"We know everything about being treated differently just because we are girls. We do not have figures on how many times people have taken the liberty of telling us how to behave - like girls. When we were teenagers Ulrikke was repeatedly told that she was too much that she was too big and strong. Sofie was told she was too good too thin and careful. We sat down again with the feeling that we were not the way we should be. Eventually we just wanted to be invisible."
A new wave of feminist consciousness is about to hit Norway. The women of the #Metoo movement have forced a much-overdue conversation about sexism in the workplace. But as many teenage girls know all too well, discrimination begins much earlier than that. As reported in the media, young people face body-image pressure and a pressure to succeed from all sides, and this is particularly tough on girls. How can we give them the tools they need to move up and onward with their self-esteem intact?

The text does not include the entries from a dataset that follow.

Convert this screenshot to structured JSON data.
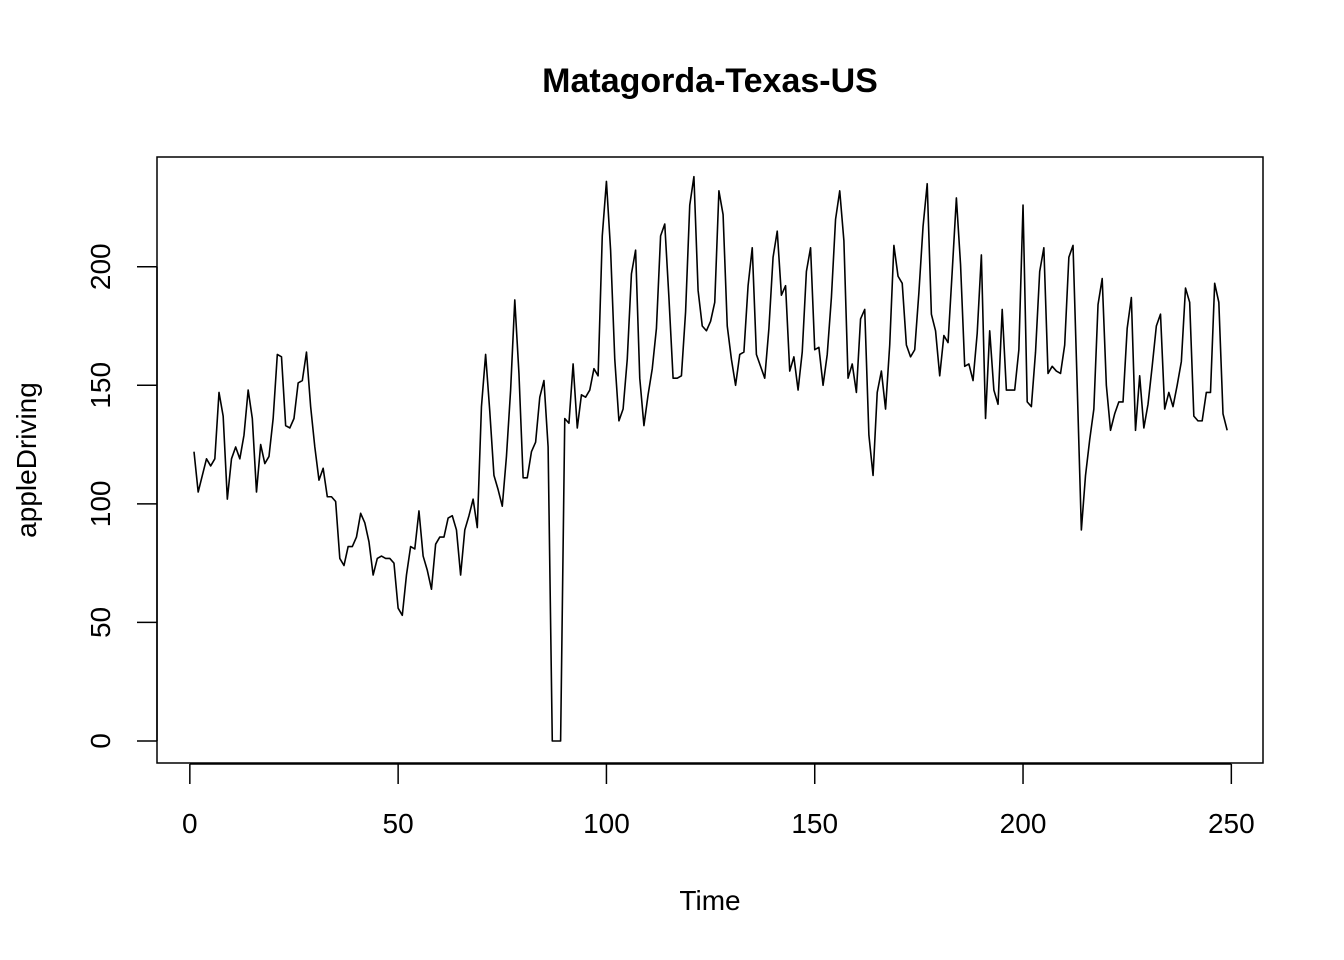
{
  "chart_data": {
    "type": "line",
    "title": "Matagorda-Texas-US",
    "xlabel": "Time",
    "ylabel": "appleDriving",
    "xlim": [
      1,
      248
    ],
    "ylim": [
      0,
      237
    ],
    "xticks": [
      0,
      50,
      100,
      150,
      200,
      250
    ],
    "yticks": [
      0,
      50,
      100,
      150,
      200
    ],
    "grid": false,
    "line_color": "#000000",
    "series": [
      {
        "values": [
          122,
          105,
          112,
          119,
          116,
          119,
          147,
          137,
          102,
          119,
          124,
          119,
          129,
          148,
          136,
          105,
          125,
          117,
          120,
          136,
          163,
          162,
          133,
          132,
          136,
          151,
          152,
          164,
          141,
          124,
          110,
          115,
          103,
          103,
          101,
          77,
          74,
          82,
          82,
          86,
          96,
          92,
          84,
          70,
          77,
          78,
          77,
          77,
          75,
          56,
          53,
          70,
          82,
          81,
          97,
          78,
          72,
          64,
          83,
          86,
          86,
          94,
          95,
          89,
          70,
          89,
          95,
          102,
          90,
          141,
          163,
          139,
          112,
          106,
          99,
          120,
          148,
          186,
          155,
          111,
          111,
          122,
          126,
          145,
          152,
          124,
          0,
          0,
          0,
          136,
          134,
          159,
          132,
          146,
          145,
          148,
          157,
          154,
          213,
          236,
          207,
          161,
          135,
          140,
          161,
          197,
          207,
          153,
          133,
          146,
          157,
          174,
          213,
          218,
          187,
          153,
          153,
          154,
          181,
          226,
          238,
          190,
          175,
          173,
          177,
          185,
          232,
          222,
          175,
          161,
          150,
          163,
          164,
          192,
          208,
          163,
          158,
          153,
          174,
          204,
          215,
          188,
          192,
          156,
          162,
          148,
          164,
          198,
          208,
          165,
          166,
          150,
          163,
          187,
          220,
          232,
          211,
          153,
          159,
          147,
          178,
          182,
          129,
          112,
          147,
          156,
          140,
          167,
          209,
          196,
          193,
          167,
          162,
          165,
          189,
          217,
          235,
          180,
          173,
          154,
          171,
          168,
          198,
          229,
          201,
          158,
          159,
          152,
          172,
          205,
          136,
          173,
          148,
          142,
          182,
          148,
          148,
          148,
          165,
          226,
          143,
          141,
          164,
          198,
          208,
          155,
          158,
          156,
          155,
          167,
          204,
          209,
          150,
          89,
          112,
          127,
          140,
          184,
          195,
          150,
          131,
          138,
          143,
          143,
          174,
          187,
          131,
          154,
          132,
          142,
          158,
          175,
          180,
          140,
          147,
          141,
          150,
          160,
          191,
          185,
          137,
          135,
          135,
          147,
          147,
          193,
          185,
          138,
          131
        ]
      }
    ]
  }
}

Sofie Frøysaa and Ulrikke Falch have written the book they needed when they were 16 and unsure of themselves. In Girls Rule they open up about their own struggles with eating disorders, good-girl syndrome, and depression. Their goal is to build a community of girls that can strike back against injustice. Girls Rule is a hard-hitting survival guide to the teenage years and aims to educate girls about harassment and discrimination in everyday life—and show them how to handle it.

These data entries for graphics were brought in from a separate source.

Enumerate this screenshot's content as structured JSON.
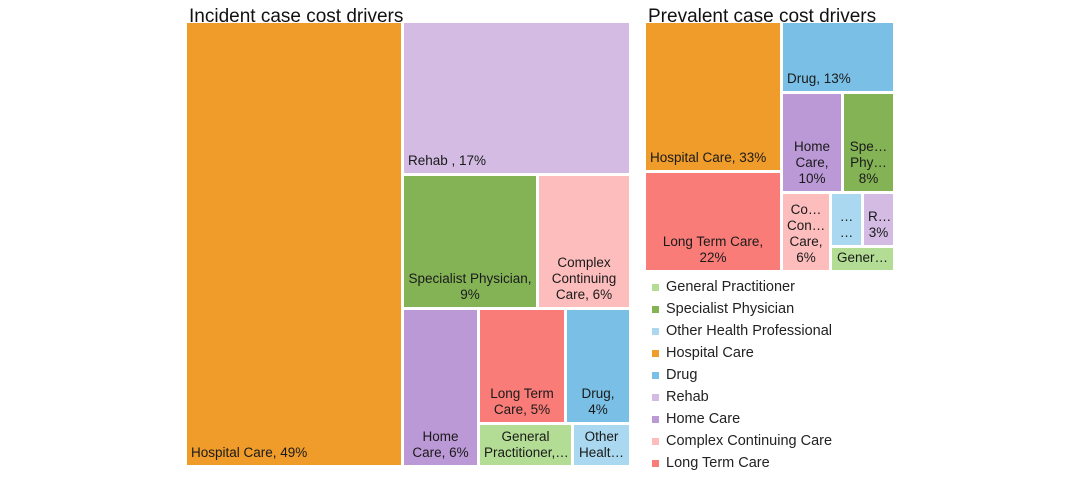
{
  "chart_data": [
    {
      "type": "treemap",
      "title": "Incident case cost drivers",
      "items": [
        {
          "category": "Hospital Care",
          "value": 49,
          "label": "Hospital Care, 49%",
          "align": "left"
        },
        {
          "category": "Rehab",
          "value": 17,
          "label": "Rehab , 17%",
          "align": "left"
        },
        {
          "category": "Specialist Physician",
          "value": 9,
          "label": "Specialist Physician,\n9%",
          "align": "center"
        },
        {
          "category": "Complex Continuing Care",
          "value": 6,
          "label": "Complex\nContinuing\nCare, 6%",
          "align": "center"
        },
        {
          "category": "Home Care",
          "value": 6,
          "label": "Home\nCare, 6%",
          "align": "center"
        },
        {
          "category": "Long Term Care",
          "value": 5,
          "label": "Long Term\nCare, 5%",
          "align": "center"
        },
        {
          "category": "Drug",
          "value": 4,
          "label": "Drug,\n4%",
          "align": "center"
        },
        {
          "category": "General Practitioner",
          "value": 3,
          "label": "General\nPractitioner,…",
          "align": "center"
        },
        {
          "category": "Other Health Professional",
          "value": 2,
          "label": "Other\nHealt…",
          "align": "center"
        }
      ]
    },
    {
      "type": "treemap",
      "title": "Prevalent case cost drivers",
      "items": [
        {
          "category": "Hospital Care",
          "value": 33,
          "label": "Hospital Care, 33%",
          "align": "left"
        },
        {
          "category": "Long Term Care",
          "value": 22,
          "label": "Long Term Care,\n22%",
          "align": "center"
        },
        {
          "category": "Drug",
          "value": 13,
          "label": "Drug, 13%",
          "align": "left"
        },
        {
          "category": "Home Care",
          "value": 10,
          "label": "Home\nCare,\n10%",
          "align": "center"
        },
        {
          "category": "Specialist Physician",
          "value": 8,
          "label": "Spe…\nPhy…\n8%",
          "align": "center"
        },
        {
          "category": "Complex Continuing Care",
          "value": 6,
          "label": "Co…\nCon…\nCare,\n6%",
          "align": "center"
        },
        {
          "category": "Other Health Professional",
          "value": 3,
          "label": "…\n…",
          "align": "center"
        },
        {
          "category": "Rehab",
          "value": 3,
          "label": "R…\n3%",
          "align": "center"
        },
        {
          "category": "General Practitioner",
          "value": 2,
          "label": "Gener…",
          "align": "center"
        }
      ]
    }
  ],
  "legend": {
    "position": "bottom-right",
    "items": [
      {
        "label": "General Practitioner",
        "color": "#b3dd94"
      },
      {
        "label": "Specialist Physician",
        "color": "#84b356"
      },
      {
        "label": "Other Health Professional",
        "color": "#a9d8f0"
      },
      {
        "label": "Hospital Care",
        "color": "#ef9c2a"
      },
      {
        "label": "Drug",
        "color": "#7abfe6"
      },
      {
        "label": "Rehab",
        "color": "#d3bbe3"
      },
      {
        "label": "Home Care",
        "color": "#bb98d6"
      },
      {
        "label": "Complex Continuing Care",
        "color": "#fdbdbd"
      },
      {
        "label": "Long Term Care",
        "color": "#f97c78"
      }
    ]
  }
}
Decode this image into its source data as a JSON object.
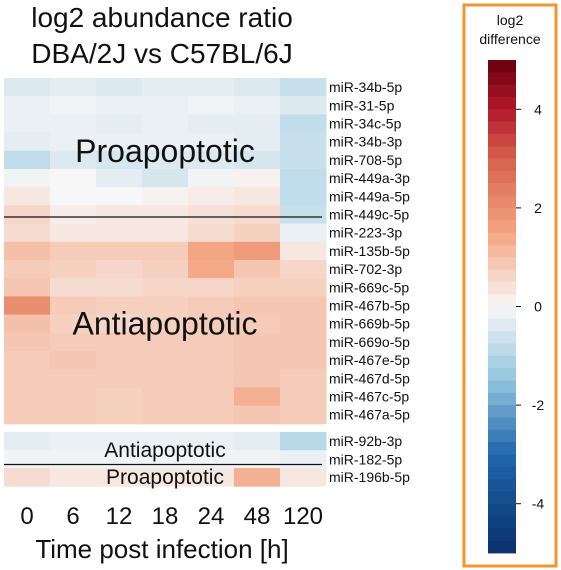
{
  "chart_data": {
    "type": "heatmap",
    "title_lines": [
      "log2 abundance ratio",
      "DBA/2J vs C57BL/6J"
    ],
    "xlabel": "Time post infection [h]",
    "x_categories": [
      "0",
      "6",
      "12",
      "18",
      "24",
      "48",
      "120"
    ],
    "colorbar": {
      "title_lines": [
        "log2",
        "difference"
      ],
      "range": [
        -5,
        5
      ],
      "ticks": [
        "4",
        "2",
        "0",
        "-2",
        "-4"
      ],
      "tick_values": [
        4,
        2,
        0,
        -2,
        -4
      ],
      "colors": {
        "low": "#08306b",
        "mid": "#f7f7f7",
        "high": "#67000d"
      },
      "frame_color": "#f0962f"
    },
    "groups": [
      {
        "label": "Proapoptotic",
        "rows": [
          {
            "name": "miR-34b-5p",
            "values": [
              -0.4,
              -0.3,
              -0.4,
              -0.3,
              -0.3,
              -0.4,
              -0.7
            ]
          },
          {
            "name": "miR-31-5p",
            "values": [
              -0.2,
              -0.1,
              -0.2,
              -0.2,
              -0.1,
              -0.2,
              -0.4
            ]
          },
          {
            "name": "miR-34c-5p",
            "values": [
              -0.2,
              -0.2,
              -0.3,
              -0.2,
              -0.3,
              -0.3,
              -0.8
            ]
          },
          {
            "name": "miR-34b-3p",
            "values": [
              -0.3,
              -0.2,
              -0.2,
              -0.2,
              -0.2,
              -0.3,
              -0.7
            ]
          },
          {
            "name": "miR-708-5p",
            "values": [
              -0.8,
              -0.4,
              -0.5,
              -0.4,
              -0.4,
              -0.5,
              -0.7
            ]
          },
          {
            "name": "miR-449a-3p",
            "values": [
              -0.1,
              0.0,
              -0.3,
              -0.5,
              -0.1,
              0.1,
              -0.8
            ]
          },
          {
            "name": "miR-449a-5p",
            "values": [
              0.3,
              0.0,
              0.0,
              0.1,
              0.2,
              0.3,
              -0.8
            ]
          },
          {
            "name": "miR-449c-5p",
            "values": [
              0.6,
              0.2,
              0.3,
              0.3,
              0.4,
              0.5,
              -0.7
            ]
          }
        ]
      },
      {
        "label": "Antiapoptotic",
        "rows": [
          {
            "name": "miR-223-3p",
            "values": [
              0.5,
              0.3,
              0.3,
              0.3,
              0.5,
              0.7,
              -0.2
            ]
          },
          {
            "name": "miR-135b-5p",
            "values": [
              1.0,
              0.8,
              0.8,
              0.8,
              1.5,
              1.7,
              0.3
            ]
          },
          {
            "name": "miR-702-3p",
            "values": [
              0.8,
              0.7,
              0.6,
              0.7,
              1.4,
              0.9,
              0.6
            ]
          },
          {
            "name": "miR-669c-5p",
            "values": [
              0.9,
              0.5,
              0.5,
              0.6,
              0.6,
              0.7,
              0.7
            ]
          },
          {
            "name": "miR-467b-5p",
            "values": [
              2.0,
              0.8,
              0.7,
              0.7,
              0.8,
              0.9,
              0.9
            ]
          },
          {
            "name": "miR-669b-5p",
            "values": [
              1.0,
              0.7,
              0.6,
              0.7,
              0.8,
              0.8,
              0.9
            ]
          },
          {
            "name": "miR-669o-5p",
            "values": [
              0.9,
              0.8,
              0.8,
              0.8,
              0.8,
              0.9,
              0.9
            ]
          },
          {
            "name": "miR-467e-5p",
            "values": [
              0.8,
              0.9,
              0.8,
              0.8,
              0.8,
              0.9,
              0.9
            ]
          },
          {
            "name": "miR-467d-5p",
            "values": [
              0.8,
              0.8,
              0.8,
              0.8,
              0.8,
              0.9,
              0.8
            ]
          },
          {
            "name": "miR-467c-5p",
            "values": [
              0.8,
              0.8,
              0.7,
              0.8,
              0.8,
              1.3,
              0.8
            ]
          },
          {
            "name": "miR-467a-5p",
            "values": [
              0.8,
              0.8,
              0.7,
              0.8,
              0.8,
              0.9,
              0.8
            ]
          }
        ]
      },
      {
        "label": "Antiapoptotic",
        "rows": [
          {
            "name": "miR-92b-3p",
            "values": [
              -0.3,
              -0.2,
              -0.2,
              -0.2,
              -0.2,
              -0.3,
              -0.9
            ]
          },
          {
            "name": "miR-182-5p",
            "values": [
              -0.1,
              -0.1,
              -0.1,
              -0.1,
              -0.1,
              -0.1,
              -0.2
            ]
          }
        ]
      },
      {
        "label": "Proapoptotic",
        "rows": [
          {
            "name": "miR-196b-5p",
            "values": [
              0.5,
              0.3,
              0.3,
              0.3,
              0.3,
              1.3,
              0.3
            ]
          }
        ]
      }
    ],
    "grid": false
  }
}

Best of all is when they each tell their own story and when they analyse their own actions from their teenage years in the 'experienced by' feature.
A vital strength of Girls Rule is that it doesn’t merely shine a light on problems in society, but that it at the same time offers solutions. Specific tips to improve self-esteem, how to support your girlfriends, how to take verbal revenge when boys are acting dumb. [...]

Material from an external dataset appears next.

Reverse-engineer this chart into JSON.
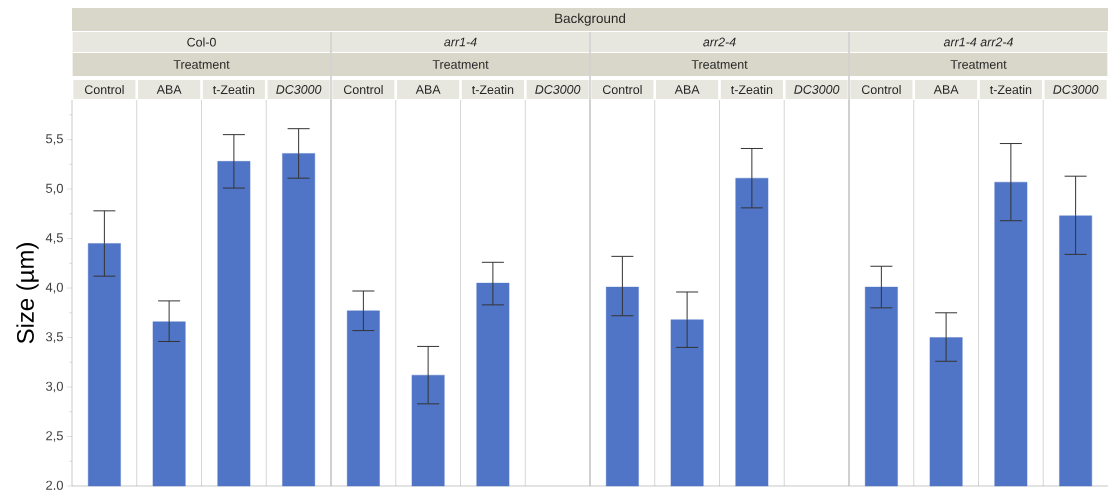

Between the informative and at times entertaining text, we are also given the two young writers’ personal stories from their own childhood and youth. [...] the authors’ effective contributions to a complex book that ought to go straight onto the school curriculum.
Girls Rule may give comfort and inspiration to today’s 16-year-olds who need to see their day-to-day problems in a wider perspective.
But it is not just the otherwise sympathetic gimmicks that give Girls Rule its great quality. It is the authors’ stories and the way in which they are written and handled – [...] almost poetic – that it almost feels as though the paper is falling apart beneath the sentences.